Families against Mandatory Minimums
The Sentencing Project
Color of Change
Essie Justice Group
Dignity and Power Now


Essie Justice Group
Harnessing the collective power of women with incarcerated loved ones.

Sentencing Project
The Sentencing Project has been working for a fair and effective U.S. justice system since 1986.


It’s important to remember that harsh sentencing laws disproportionately affect communities of color, making this an issue of race and power as much as it is about crime and jail.

Here’s a list of recent literature which we think should be mandatory reading to help (mostly white, let’s be honest) folks understand how racism functions in the U.S.. Because knowledge is power. It enables you to be part of the solution. It makes you feel personally empowered to face the work at hand. And when you’re reading masters of the word, such as the authors suggested below, it can also be a terribly enjoyable process.

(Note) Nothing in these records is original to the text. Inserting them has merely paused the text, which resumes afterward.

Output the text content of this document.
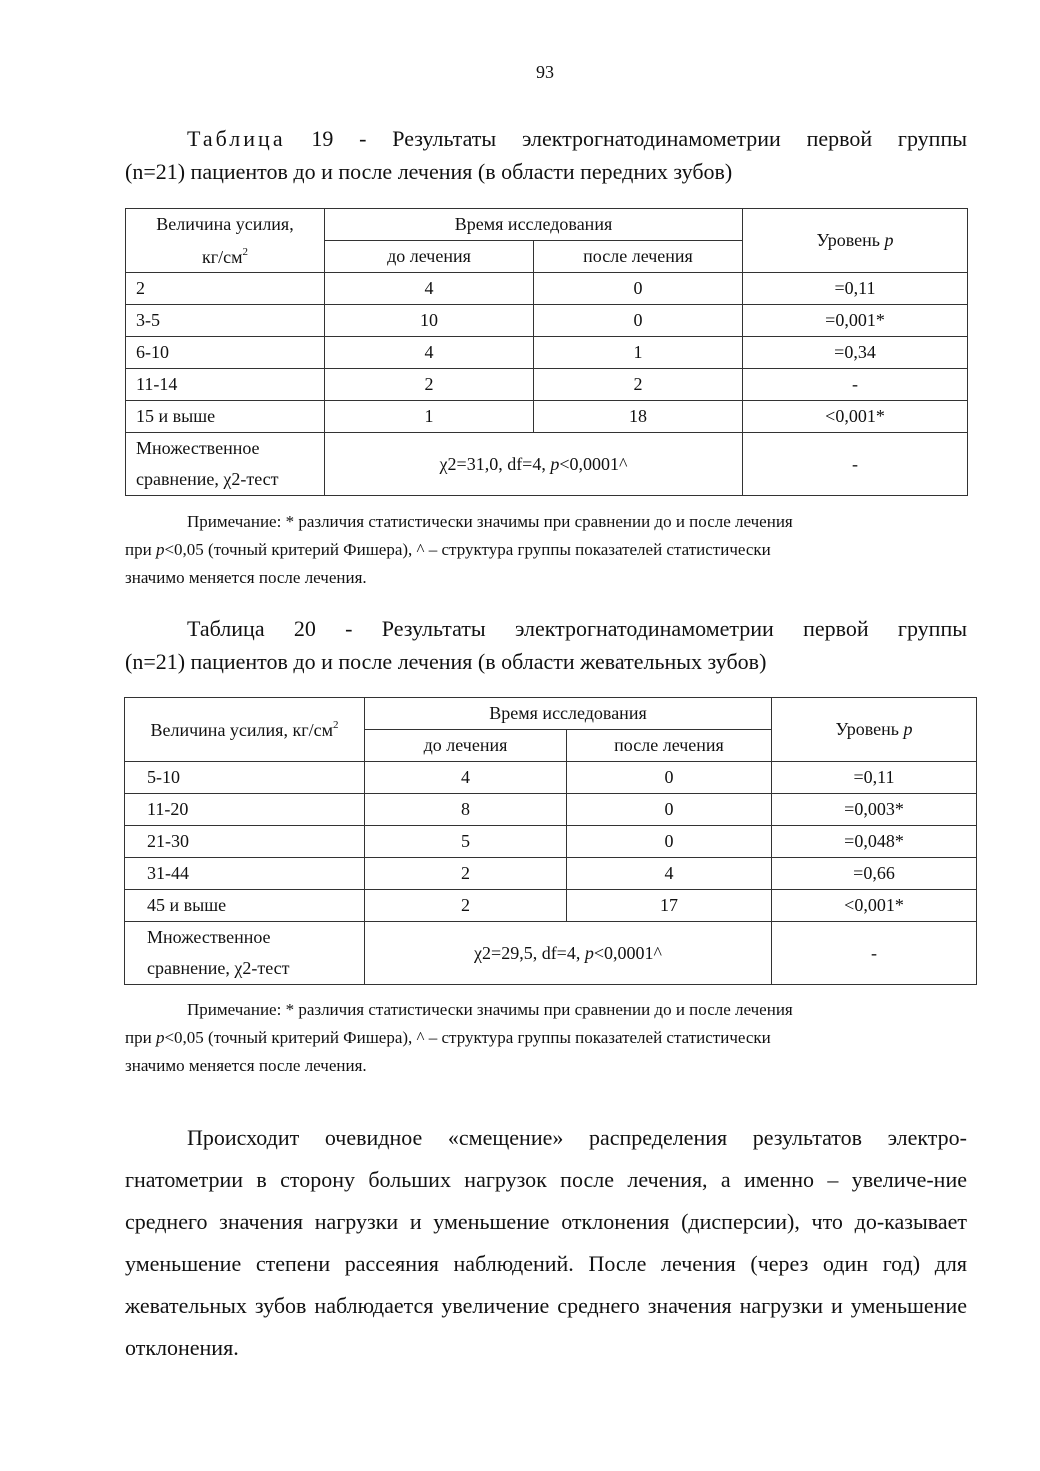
93
Таблица 19 - Результаты электрогнатодинамометрии первой группы
(n=21) пациентов до и после лечения (в области передних зубов)
Величина усилия,
$кг/см^2$	Время исследования		Уровень p
	до лечения	после лечения	
2	4	0	=0,11
3-5	10	0	=0,001*
6-10	4	1	=0,34
11-14	2	2	-
15 и выше	1	18	<0,001*
Множественное
сравнение, χ2-тест	χ2=31,0, df=4, p<0,0001^		-
Примечание: * различия статистически значимы при сравнении до и после лечения
при p<0,05 (точный критерий Фишера), ^ – структура группы показателей статистически
значимо меняется после лечения.
Таблица 20 - Результаты электрогнатодинамометрии первой группы
(n=21) пациентов до и после лечения (в области жевательных зубов)
Величина усилия, $кг/см^2$	Время исследования		Уровень p
	до лечения	после лечения	
5-10	4	0	=0,11
11-20	8	0	=0,003*
21-30	5	0	=0,048*
31-44	2	4	=0,66
45 и выше	2	17	<0,001*
Множественное
сравнение, χ2-тест	χ2=29,5, df=4, p<0,0001^		-
Примечание: * различия статистически значимы при сравнении до и после лечения
при p<0,05 (точный критерий Фишера), ^ – структура группы показателей статистически
значимо меняется после лечения.
Происходит очевидное «смещение» распределения результатов электро-гнатометрии в сторону больших нагрузок после лечения, а именно – увеличе-ние среднего значения нагрузки и уменьшение отклонения (дисперсии), что до-казывает уменьшение степени рассеяния наблюдений. После лечения (через один год) для жевательных зубов наблюдается увеличение среднего значения нагрузки и уменьшение отклонения.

Between the World and Me | Ta-Nehisi Coates

The New Jim Crow: Mass Incarceration in the Age of Colorblindness | Michelle Alexander

Tears We Cannot Stop: A Sermon to White America | Michael Eric Dyson

Freedom Is a Constant Struggle: Ferguson, Palestine, and the Foundations of a Movement | Angela Davis

Does your library have all these books? If not, submit a request to get them added to the catalog.

We have this long history of racism in this country, and as it happens, the criminal justice system has been perhaps the most prominent instrument for administering racism. But the racism doesn’t actually come from the criminal justice system.